While some audience members I talked to loved the film as much as Toan, others found it to be lacking. “I didn’t see anyone who looked like me except for one Filipino lady,” Clare, who is Filipino-American, told me. Indeed, the film has come under criticisms for focusing too much on East Asians, and not on the the Indian and Malaysian population of Singapore; the only “brown faces” in the movie are servants. “Like Astrid’s maids, they were all Filipino,” Clare said.
Still, Clare admits it was “refreshing” to see that many Asians in a movie. She plans to see it again.
Unfortunately, when you’re part of a marginalized group and the opportunities to see yourself in pop culture are so few and far between (25 years since Joy Luck Club, 13 years since Memoirs of a Geisha), the very little you receive bears the burden of perfection. It must represent your particular story or else it’s a disappointment—because there probably won’t be another opportunity.
Already, there are criticisms of Crazy Rich Asians for not being all things to all Asian people, as if it’s possible for one movie to accurately represent 48 different countries and their diasporas. That would be like expecting The Godfather to represent all white people.
For me, as someone who grew up as a crazy poor immigrant Asian—whose parents actually did encourage me to follow my dreams—the movie wasn’t my perfect Asian American movie. But after seeing the film, and laughing along to lines like, “God forbid we lose the ancient Chinese tradition of guilting your children,” I realized that the film didn’t need to be perfect for me to love it. I could love it on its own terms: as a romantic comedy with a distinctly Asian American sensibility.
The leads were charming and beautiful, and they oozed chemistry. The supporting characters were memorable and the jokes were funny. And while I didn’t relate to every moment that occurred on screen, I certainly related to some things. When Eleanor (Michelle Yeoh) asked Nick, “Did you eat yet?” as a greeting, I was reminded of my own mom who shows her love not with words, but with food. When Eleanor tells Rachel, “You are an American,” it reminded me of my first trip to Vietnam. I quickly learned that, over there, I wasn’t considered Vietnamese—even though I was born there.

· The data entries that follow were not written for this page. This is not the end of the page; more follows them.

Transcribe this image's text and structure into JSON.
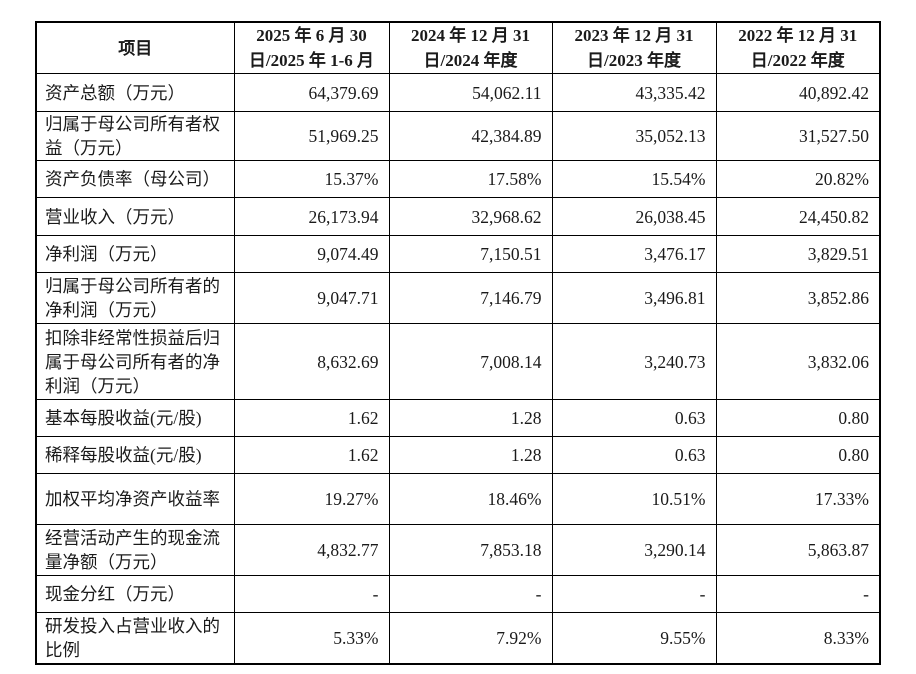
{
  "table": {
    "headers": [
      "项目",
      "2025 年 6 月 30 日/2025 年 1-6 月",
      "2024 年 12 月 31 日/2024 年度",
      "2023 年 12 月 31 日/2023 年度",
      "2022 年 12 月 31 日/2022 年度"
    ],
    "rows": [
      {
        "label": "资产总额（万元）",
        "values": [
          "64,379.69",
          "54,062.11",
          "43,335.42",
          "40,892.42"
        ]
      },
      {
        "label": "归属于母公司所有者权益（万元）",
        "values": [
          "51,969.25",
          "42,384.89",
          "35,052.13",
          "31,527.50"
        ]
      },
      {
        "label": "资产负债率（母公司）",
        "values": [
          "15.37%",
          "17.58%",
          "15.54%",
          "20.82%"
        ]
      },
      {
        "label": "营业收入（万元）",
        "values": [
          "26,173.94",
          "32,968.62",
          "26,038.45",
          "24,450.82"
        ]
      },
      {
        "label": "净利润（万元）",
        "values": [
          "9,074.49",
          "7,150.51",
          "3,476.17",
          "3,829.51"
        ]
      },
      {
        "label": "归属于母公司所有者的净利润（万元）",
        "values": [
          "9,047.71",
          "7,146.79",
          "3,496.81",
          "3,852.86"
        ]
      },
      {
        "label": "扣除非经常性损益后归属于母公司所有者的净利润（万元）",
        "values": [
          "8,632.69",
          "7,008.14",
          "3,240.73",
          "3,832.06"
        ]
      },
      {
        "label": "基本每股收益(元/股)",
        "values": [
          "1.62",
          "1.28",
          "0.63",
          "0.80"
        ]
      },
      {
        "label": "稀释每股收益(元/股)",
        "values": [
          "1.62",
          "1.28",
          "0.63",
          "0.80"
        ]
      },
      {
        "label": "加权平均净资产收益率",
        "values": [
          "19.27%",
          "18.46%",
          "10.51%",
          "17.33%"
        ]
      },
      {
        "label": "经营活动产生的现金流量净额（万元）",
        "values": [
          "4,832.77",
          "7,853.18",
          "3,290.14",
          "5,863.87"
        ]
      },
      {
        "label": "现金分红（万元）",
        "values": [
          "-",
          "-",
          "-",
          "-"
        ]
      },
      {
        "label": "研发投入占营业收入的比例",
        "values": [
          "5.33%",
          "7.92%",
          "9.55%",
          "8.33%"
        ]
      }
    ]
  }
}
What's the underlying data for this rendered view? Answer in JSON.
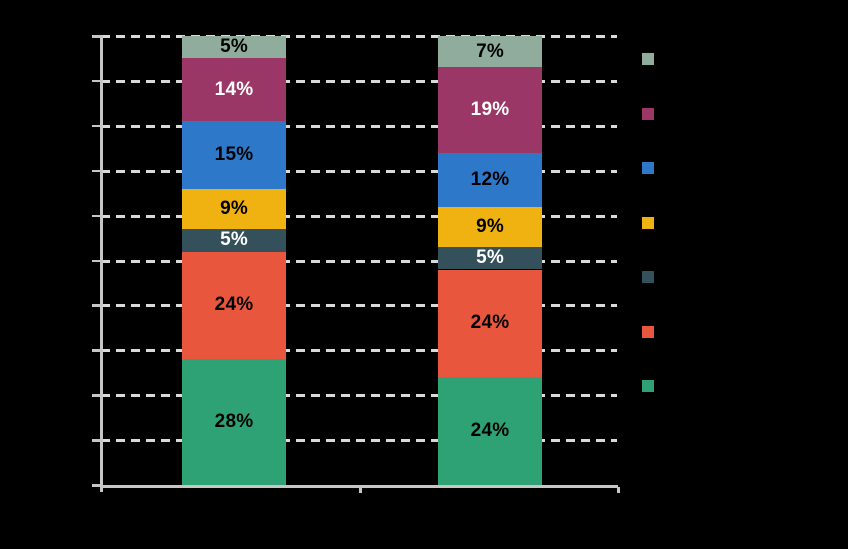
{
  "chart_data": {
    "type": "bar",
    "stacked": true,
    "title": "",
    "xlabel": "",
    "ylabel": "",
    "categories": [
      "",
      ""
    ],
    "ylim": [
      0,
      100
    ],
    "grid_step": 10,
    "grid_style": "dashed-horizontal",
    "legend_position": "right",
    "series": [
      {
        "name": "green-segment",
        "color": "#2EA274",
        "label_color": "#000000",
        "values": [
          28,
          24
        ],
        "labels": [
          "28%",
          "24%"
        ]
      },
      {
        "name": "red-segment",
        "color": "#E8573D",
        "label_color": "#000000",
        "values": [
          24,
          24
        ],
        "labels": [
          "24%",
          "24%"
        ]
      },
      {
        "name": "slate-segment",
        "color": "#34505A",
        "label_color": "#FFFFFF",
        "values": [
          5,
          5
        ],
        "labels": [
          "5%",
          "5%"
        ]
      },
      {
        "name": "yellow-segment",
        "color": "#EFB211",
        "label_color": "#000000",
        "values": [
          9,
          9
        ],
        "labels": [
          "9%",
          "9%"
        ]
      },
      {
        "name": "blue-segment",
        "color": "#2E78CA",
        "label_color": "#000000",
        "values": [
          15,
          12
        ],
        "labels": [
          "15%",
          "12%"
        ]
      },
      {
        "name": "purple-segment",
        "color": "#9A3766",
        "label_color": "#FFFFFF",
        "values": [
          14,
          19
        ],
        "labels": [
          "14%",
          "19%"
        ]
      },
      {
        "name": "sage-segment",
        "color": "#8FAC9C",
        "label_color": "#000000",
        "values": [
          5,
          7
        ],
        "labels": [
          "5%",
          "7%"
        ]
      }
    ],
    "legend_swatch_colors": [
      "#8FAC9C",
      "#9A3766",
      "#2E78CA",
      "#EFB211",
      "#34505A",
      "#E8573D",
      "#2EA274"
    ]
  },
  "style": {
    "background": "#000000",
    "axis_color": "#C6C6C6",
    "grid_color": "#D9D9D9"
  }
}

And Crazy Rich Asians may be the first Hollywood film to explain why Asian Americans call each other bananas: “Yellow on the outside, white on the inside.”
As Constance Wu wrote on Twitter, “I know CRA won’t represent every Asian American. So for those who don’t feel seen, I hope there is as story you find soon that does represent you.”
Crazy Rich Asians is an important first step to more: more stories, more representation, more complexity.
This week, I’ll be seeing Crazy Rich Asians for a second time, not necessarily because I’m aching to see it again, but because if I see it multiple times—and those around me at that screening see it multiple times—then that movie will do well at the box office, and that will lead to more Asian-led films. Perhaps seeing Crazy Rich Asians again will lead me one step closer to my perfect Asian American movie.